The figure makes the check, and the sawtooth, visible.
fig, (a0, a1, a2) = plt.subplots(1, 3, figsize=(15, 4.2))
lo, mid, hi = np.percentile(sims, [5, 50, 95], axis=0)
a0.fill_between(years, lo, hi, alpha=0.3, label='90% band')
a0.plot(years, u_annual, 'k', lw=2, label='observed')
a0.set_title('predictive band')
a0.set_xlabel('year')
a0.legend()
for s in sims[:6]:
a1.plot(years, s, lw=1, alpha=0.7)
a1.plot(years, u_annual, 'k', lw=2.5, label='observed')
a1.set_title('simulated paths')
a1.set_xlabel('year')
a1.legend()
a2.hist(rep_skew, bins=50, density=True, alpha=0.6)
a2.axvline(obs_skew, color='k', lw=2, label='observed')

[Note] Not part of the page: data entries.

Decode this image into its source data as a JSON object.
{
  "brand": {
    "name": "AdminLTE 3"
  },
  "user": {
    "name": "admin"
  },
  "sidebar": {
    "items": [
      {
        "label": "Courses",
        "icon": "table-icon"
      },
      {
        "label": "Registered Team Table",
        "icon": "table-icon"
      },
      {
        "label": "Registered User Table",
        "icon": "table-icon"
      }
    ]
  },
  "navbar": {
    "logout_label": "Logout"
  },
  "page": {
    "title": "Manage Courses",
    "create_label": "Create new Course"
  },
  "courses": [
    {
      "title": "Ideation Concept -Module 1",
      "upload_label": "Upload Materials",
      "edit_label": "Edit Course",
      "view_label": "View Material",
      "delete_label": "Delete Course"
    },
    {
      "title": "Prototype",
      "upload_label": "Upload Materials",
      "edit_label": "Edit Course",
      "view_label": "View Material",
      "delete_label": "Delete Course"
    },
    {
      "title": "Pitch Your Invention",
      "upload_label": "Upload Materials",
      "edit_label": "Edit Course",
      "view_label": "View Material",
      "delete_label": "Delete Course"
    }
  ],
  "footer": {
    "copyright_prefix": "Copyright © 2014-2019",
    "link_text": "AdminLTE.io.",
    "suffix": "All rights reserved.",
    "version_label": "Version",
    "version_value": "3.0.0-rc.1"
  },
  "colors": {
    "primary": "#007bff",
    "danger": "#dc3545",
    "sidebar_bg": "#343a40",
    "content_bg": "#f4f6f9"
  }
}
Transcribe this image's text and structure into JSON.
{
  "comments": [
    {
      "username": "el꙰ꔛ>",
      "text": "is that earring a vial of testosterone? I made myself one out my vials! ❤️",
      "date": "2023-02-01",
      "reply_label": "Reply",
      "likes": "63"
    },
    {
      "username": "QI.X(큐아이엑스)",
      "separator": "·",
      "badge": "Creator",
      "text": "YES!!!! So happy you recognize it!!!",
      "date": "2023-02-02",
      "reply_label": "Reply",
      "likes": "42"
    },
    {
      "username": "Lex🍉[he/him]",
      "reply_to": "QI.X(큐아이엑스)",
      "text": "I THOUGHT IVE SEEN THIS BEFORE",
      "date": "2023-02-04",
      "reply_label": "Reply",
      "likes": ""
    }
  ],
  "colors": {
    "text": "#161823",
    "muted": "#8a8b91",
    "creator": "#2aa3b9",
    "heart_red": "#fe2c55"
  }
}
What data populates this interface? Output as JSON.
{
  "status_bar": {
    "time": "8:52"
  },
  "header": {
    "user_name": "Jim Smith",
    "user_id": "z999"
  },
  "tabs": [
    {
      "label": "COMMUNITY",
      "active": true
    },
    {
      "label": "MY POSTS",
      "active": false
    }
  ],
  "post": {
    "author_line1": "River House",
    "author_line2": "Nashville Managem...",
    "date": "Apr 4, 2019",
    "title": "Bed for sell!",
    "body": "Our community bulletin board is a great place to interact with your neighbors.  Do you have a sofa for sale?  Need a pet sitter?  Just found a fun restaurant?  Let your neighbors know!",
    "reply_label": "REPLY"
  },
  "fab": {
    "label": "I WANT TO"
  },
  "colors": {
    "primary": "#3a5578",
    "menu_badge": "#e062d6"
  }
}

a2.set_title('skewness of $\\Delta u$')
a2.set_xlabel('skewness')
a2.legend()
plt.show()
Fig. 113.4 Posterior predictive check for the asymmetry#
The left panel shows the observed series staying inside the predictive band; the middle panel shows simulated paths with the same spiky, fast-up-slow-down character as the data; and the right panel shows the observed skewness falling in the bulk of the predictive distribution.
The symmetric models of A Linear Model of Unemployment would put that vertical line far out in the tail.
113.7. Conclusion#
In A Linear Model of Unemployment we applied a linear AR(1) model with Gaussian shocks to unemployment and found a high levels of persistence in monthly data.
We also argued that the model is overly simplistic.
Here we found that the feature the linear model most conspicuously misses — the asymmetry of recessions — can be addressed by considering the distribution of the shocks.
A linear reversion with large, one-sided innovations reproduces the spikes, the slow recoveries, and the boundedness, and cross-validation prefers it clearly.
Along the way we learned about leave-one-out cross-validation, which helps us determine asks which model predicts better.
A richer model would let the economy switch between persistent expansion and recession regimes.
This is the Markov-switching approach of Hamilton, which we leave to further reading.
113.8. Exercises#
Exercise 113.1
The jump component here is symmetric within itself, \(N(\mu_J, \sigma_J^2)\).
Replace the two-component mixture with a single skew-normal (or Student-\(t\) with a skew) innovation, refit, and compare to the mixture model with az.compare.
Does the simpler skewed shock do as well as the mixture?